Advocates for aid-in-dying say legalizing the option could lead to improvements in palliative end-of-life care for patients who end up not pursuing medically assisted death, though the research so far is not definitive about a connection. Doctors in California report some upsides to palliative care because of the physical and mental health evaluation requirements in the assisted dying law.

While Baccelli and DiCarlo think passage of the bill in Massachusetts would encourage more frank discussion of end-of-life choices within a home, they say such conversations won’t necessarily be easy. “It took a while to feel comfortable with the fact that Beverly wanted me to help her die when the time came,” said DiCarlo, a retired nurse and community activist.

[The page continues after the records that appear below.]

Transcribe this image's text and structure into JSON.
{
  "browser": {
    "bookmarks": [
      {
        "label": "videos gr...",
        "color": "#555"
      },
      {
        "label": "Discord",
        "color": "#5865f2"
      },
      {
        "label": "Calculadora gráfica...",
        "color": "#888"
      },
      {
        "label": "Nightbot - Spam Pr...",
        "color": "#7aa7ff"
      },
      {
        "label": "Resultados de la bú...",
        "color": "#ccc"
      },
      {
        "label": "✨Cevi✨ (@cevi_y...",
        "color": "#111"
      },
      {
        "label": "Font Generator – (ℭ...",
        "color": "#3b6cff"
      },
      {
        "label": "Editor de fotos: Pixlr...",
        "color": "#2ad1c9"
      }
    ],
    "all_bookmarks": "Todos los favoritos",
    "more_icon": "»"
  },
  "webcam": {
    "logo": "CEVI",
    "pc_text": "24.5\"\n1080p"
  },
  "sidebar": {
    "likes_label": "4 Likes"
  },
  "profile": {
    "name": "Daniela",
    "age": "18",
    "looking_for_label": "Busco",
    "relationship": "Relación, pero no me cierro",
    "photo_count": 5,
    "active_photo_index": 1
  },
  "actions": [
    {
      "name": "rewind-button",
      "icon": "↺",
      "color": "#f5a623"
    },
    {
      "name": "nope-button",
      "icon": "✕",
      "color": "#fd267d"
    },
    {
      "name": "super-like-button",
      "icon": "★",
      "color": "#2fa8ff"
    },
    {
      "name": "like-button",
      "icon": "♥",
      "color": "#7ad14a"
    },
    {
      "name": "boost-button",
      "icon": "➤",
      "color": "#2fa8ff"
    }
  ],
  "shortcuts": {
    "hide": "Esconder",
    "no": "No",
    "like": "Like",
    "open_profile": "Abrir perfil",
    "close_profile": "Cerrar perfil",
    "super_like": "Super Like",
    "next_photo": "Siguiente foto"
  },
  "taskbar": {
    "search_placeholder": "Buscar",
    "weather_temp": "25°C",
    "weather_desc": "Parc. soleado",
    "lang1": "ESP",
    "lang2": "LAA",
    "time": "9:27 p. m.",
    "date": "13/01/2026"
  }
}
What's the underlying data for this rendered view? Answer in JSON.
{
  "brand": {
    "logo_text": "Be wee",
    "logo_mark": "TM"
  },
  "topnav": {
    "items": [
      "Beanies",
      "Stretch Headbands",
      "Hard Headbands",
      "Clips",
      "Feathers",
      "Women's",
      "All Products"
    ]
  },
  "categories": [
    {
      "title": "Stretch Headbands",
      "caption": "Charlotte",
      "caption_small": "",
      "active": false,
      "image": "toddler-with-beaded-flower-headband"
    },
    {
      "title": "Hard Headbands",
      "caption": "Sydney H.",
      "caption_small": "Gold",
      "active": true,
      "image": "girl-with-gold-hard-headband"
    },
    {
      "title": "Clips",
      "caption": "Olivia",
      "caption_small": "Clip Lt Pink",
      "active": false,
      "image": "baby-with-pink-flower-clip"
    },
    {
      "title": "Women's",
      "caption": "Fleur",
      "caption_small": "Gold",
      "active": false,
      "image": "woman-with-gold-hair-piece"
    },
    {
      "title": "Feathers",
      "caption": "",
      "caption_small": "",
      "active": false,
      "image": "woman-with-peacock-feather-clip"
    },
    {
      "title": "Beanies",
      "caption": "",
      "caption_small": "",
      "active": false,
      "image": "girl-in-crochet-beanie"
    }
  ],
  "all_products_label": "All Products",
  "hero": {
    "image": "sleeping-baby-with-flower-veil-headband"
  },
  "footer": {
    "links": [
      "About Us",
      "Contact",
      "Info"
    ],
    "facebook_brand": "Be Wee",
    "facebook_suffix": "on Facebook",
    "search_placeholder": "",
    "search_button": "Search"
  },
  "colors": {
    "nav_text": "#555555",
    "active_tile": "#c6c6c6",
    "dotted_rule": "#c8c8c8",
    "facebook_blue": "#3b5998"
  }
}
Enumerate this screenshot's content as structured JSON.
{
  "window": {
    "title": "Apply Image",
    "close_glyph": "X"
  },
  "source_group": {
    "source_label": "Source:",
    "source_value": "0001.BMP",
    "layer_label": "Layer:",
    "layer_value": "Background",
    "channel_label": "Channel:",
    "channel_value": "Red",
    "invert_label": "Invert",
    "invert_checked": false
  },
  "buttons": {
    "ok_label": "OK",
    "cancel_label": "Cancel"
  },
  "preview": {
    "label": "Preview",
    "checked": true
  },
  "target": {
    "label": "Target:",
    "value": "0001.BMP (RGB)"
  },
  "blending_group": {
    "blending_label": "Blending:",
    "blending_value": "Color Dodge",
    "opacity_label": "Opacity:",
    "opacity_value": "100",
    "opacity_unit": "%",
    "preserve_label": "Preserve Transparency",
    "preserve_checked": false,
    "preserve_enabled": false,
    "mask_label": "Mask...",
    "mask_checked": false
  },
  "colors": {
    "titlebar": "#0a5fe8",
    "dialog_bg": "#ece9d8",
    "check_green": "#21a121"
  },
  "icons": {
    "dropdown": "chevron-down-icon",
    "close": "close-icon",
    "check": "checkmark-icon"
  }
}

Once a person figures out how to have that conversation, “the biggest hurdle for many people is not going to be talking to their family members about this,” Baccelli said. “It’s going to be finding a doctor or convincing their doctor to go along with this, to respect my wishes as the patient.”

The proposed legislation does not require individual physicians to participate.

Conversations around end-of-life choices and the proposed new law come with the reality that patients currently are not entirely without options when it comes to ending their own lives. 

The SJC noted last year that, under current law, “competent adults who are terminally ill may elect to stop eating or drinking, may agree to the withdrawal of life support, or may choose to pursue palliative sedation.”

Comerford said she had an aunt who lived in Massachusetts and ultimately chose to stop eating to hasten her death. If the Legislature chooses not to pass a medical aid in dying bill, we have to “look really steely-eyed at this,” Comerford said. “We have to be okay with knowing we’ve left people very few safe, full of dignity options.”